While the researchers have yet to identify the source of infection and authorship, the malware has keyboard layout scan techniques that allow it to stop the attack routine if it finds a particular Asian character setup. Further, MyloBot’s evasion techniques include:
Reflective EXE, an uncommon technique that runs EXE files from memory and not on disk
Delay of 14 days to command and control (C&C) communication for evasion, such as threat hunting, sandboxing and endpoint detection
The malware allows the attackers to gain full control of the infected machine, enabling them to add payloads for other purposes such as banking Trojans, keyloggers, and distributed denial of service (DDoS) use.

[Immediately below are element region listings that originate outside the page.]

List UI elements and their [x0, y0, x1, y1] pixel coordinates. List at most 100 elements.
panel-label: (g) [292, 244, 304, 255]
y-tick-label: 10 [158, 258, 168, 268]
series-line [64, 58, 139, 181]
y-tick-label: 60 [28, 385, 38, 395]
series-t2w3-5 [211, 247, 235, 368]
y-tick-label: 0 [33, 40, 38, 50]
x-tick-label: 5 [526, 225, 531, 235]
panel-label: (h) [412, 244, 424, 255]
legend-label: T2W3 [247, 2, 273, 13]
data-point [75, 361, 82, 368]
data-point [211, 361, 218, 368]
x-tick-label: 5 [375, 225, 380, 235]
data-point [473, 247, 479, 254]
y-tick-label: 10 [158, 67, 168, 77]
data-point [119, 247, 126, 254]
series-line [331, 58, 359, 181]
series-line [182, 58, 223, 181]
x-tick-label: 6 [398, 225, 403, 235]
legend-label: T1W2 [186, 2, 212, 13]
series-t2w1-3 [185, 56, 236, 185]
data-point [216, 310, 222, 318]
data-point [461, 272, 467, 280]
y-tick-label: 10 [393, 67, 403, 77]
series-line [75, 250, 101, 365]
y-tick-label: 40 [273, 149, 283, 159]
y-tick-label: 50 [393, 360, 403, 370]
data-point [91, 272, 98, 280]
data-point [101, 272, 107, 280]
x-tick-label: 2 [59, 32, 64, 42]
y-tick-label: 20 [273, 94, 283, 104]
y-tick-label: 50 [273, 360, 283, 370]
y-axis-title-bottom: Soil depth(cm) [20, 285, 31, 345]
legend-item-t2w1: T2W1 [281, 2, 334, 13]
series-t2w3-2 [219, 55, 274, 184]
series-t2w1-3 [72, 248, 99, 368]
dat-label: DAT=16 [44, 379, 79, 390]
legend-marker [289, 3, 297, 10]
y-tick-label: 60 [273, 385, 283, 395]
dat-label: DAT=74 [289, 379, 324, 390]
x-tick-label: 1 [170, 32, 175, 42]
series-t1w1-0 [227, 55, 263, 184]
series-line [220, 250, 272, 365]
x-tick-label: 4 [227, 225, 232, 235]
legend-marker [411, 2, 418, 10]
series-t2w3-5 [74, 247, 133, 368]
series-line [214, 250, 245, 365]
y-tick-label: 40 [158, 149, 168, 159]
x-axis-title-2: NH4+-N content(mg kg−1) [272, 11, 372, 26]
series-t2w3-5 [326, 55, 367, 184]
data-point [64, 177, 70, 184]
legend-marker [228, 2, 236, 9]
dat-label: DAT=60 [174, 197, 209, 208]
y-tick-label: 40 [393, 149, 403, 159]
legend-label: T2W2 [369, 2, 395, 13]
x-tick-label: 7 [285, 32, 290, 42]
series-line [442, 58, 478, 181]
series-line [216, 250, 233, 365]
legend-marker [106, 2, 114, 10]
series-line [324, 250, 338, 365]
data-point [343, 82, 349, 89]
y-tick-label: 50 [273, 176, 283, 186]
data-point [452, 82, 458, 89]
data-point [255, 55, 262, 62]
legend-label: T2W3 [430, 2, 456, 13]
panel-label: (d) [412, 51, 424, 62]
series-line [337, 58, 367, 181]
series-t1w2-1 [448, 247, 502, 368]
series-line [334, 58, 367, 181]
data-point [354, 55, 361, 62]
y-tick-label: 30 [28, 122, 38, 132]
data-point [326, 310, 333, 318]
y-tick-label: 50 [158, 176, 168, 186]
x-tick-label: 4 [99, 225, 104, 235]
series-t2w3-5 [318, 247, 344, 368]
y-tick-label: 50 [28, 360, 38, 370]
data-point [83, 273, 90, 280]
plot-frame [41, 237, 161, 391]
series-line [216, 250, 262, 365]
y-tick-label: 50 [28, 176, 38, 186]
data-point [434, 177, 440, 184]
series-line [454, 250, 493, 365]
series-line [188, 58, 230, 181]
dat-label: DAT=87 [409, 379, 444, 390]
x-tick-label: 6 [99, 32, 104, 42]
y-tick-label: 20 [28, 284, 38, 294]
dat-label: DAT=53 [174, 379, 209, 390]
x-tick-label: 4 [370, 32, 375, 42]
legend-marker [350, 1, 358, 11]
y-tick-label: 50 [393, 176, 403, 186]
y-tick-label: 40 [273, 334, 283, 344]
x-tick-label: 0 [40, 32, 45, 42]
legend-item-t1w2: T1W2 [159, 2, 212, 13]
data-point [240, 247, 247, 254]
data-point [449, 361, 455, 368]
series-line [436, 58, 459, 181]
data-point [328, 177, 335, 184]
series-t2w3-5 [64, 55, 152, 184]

MyloBot shuts down Windows Defender and Windows Update upon installation and blocks the firewall for unimpeded deployment and communication with the C&C. The researchers also connected the programming patterns to Dorkbot and Locky, as the malware authors may have been in discussion with previous attackers or even underground sellers. This connection was reinforced when the C&C server was traced to the dark web and found to have been used in earlier malware attacks.
One of MyloBot’s phases also shuts down and deletes any existing malware in the system, scanning for specific target folders and running files in the %APPDATA% folder. The researchers regard this distinct behavior as a reaction to the growing field of competing threat actors, making sure that the malware authors profit the most from the victims.